The builder pulls a task from the planner’s queue and processes the containing streams and chunks. For a given stream, the builder will iterate through all the log lines inside its new chunks and build a bloom for the stream. In case of changes for a previously processed TSDB file, builders will try to reuse blooms from existing blocks instead of building new ones from scratch. The builder converts structured metadata from each log line of each chunk of a stream and appends the hash of each key, and key-value pair to the bloom, followed by the hashes combined with the chunk identifier. The first set of hashes allows gateways to skip whole streams, while the latter is for skipping individual chunks.

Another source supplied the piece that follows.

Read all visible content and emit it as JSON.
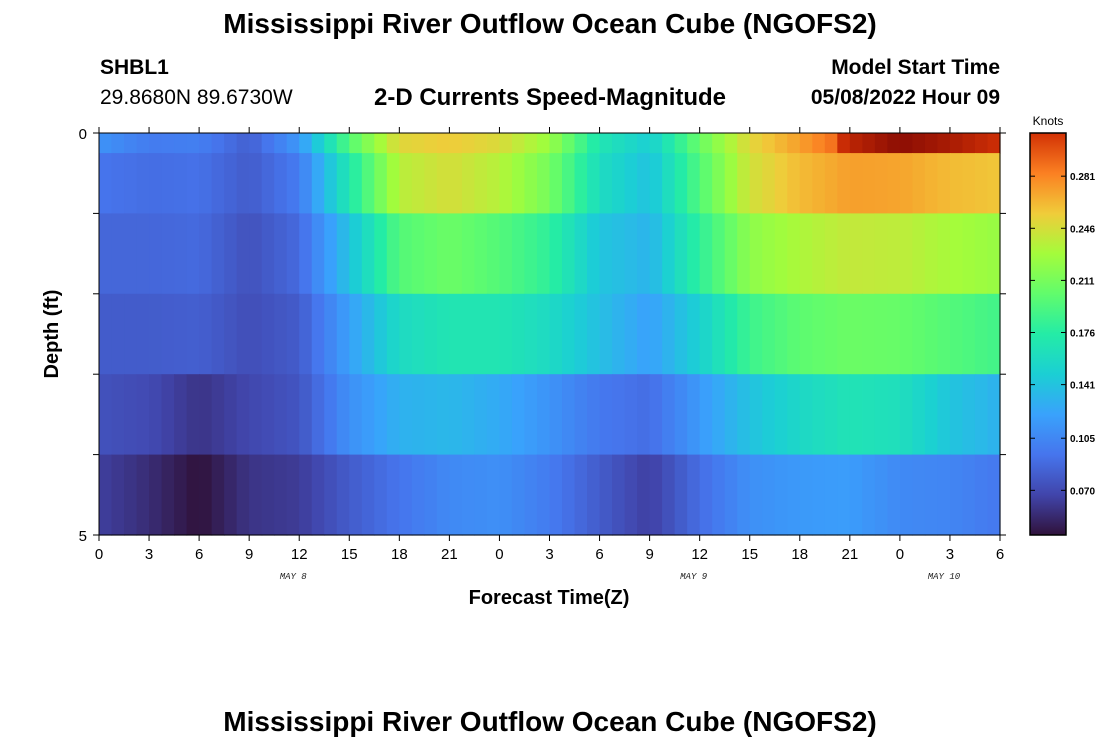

For example, given structured metadata foo=bar in the chunk c6dj8g, we append to the stream bloom the following hashes: hash("foo"), hash("foo=bar"), hash("c6dj8g" + "foo") and hash("c6dj8g" + "foo=bar").

Query sharding

Query acceleration does not just happen while processing chunks, but also happens from the query planning phase where the query frontend applies query sharding. Loki 3.0 introduces a new per-tenant configuration flag tsdb_sharding_strategy which defaults to computing shards as in previous versions of Loki by using the index stats to come up with the closest power of two that would optimistically divide the data to process in shards of roughly the same size. Unfortunately, the amount of data each stream has is often unbalanced with the rest, therefore, some shards end up processing more data than others.

Query acceleration introduces a new sharding strategy: bounded, which uses blooms to reduce the chunks to be processed right away during the planning phase in the query frontend, as well as evenly distributes the amount of chunks each sharded query will need to process.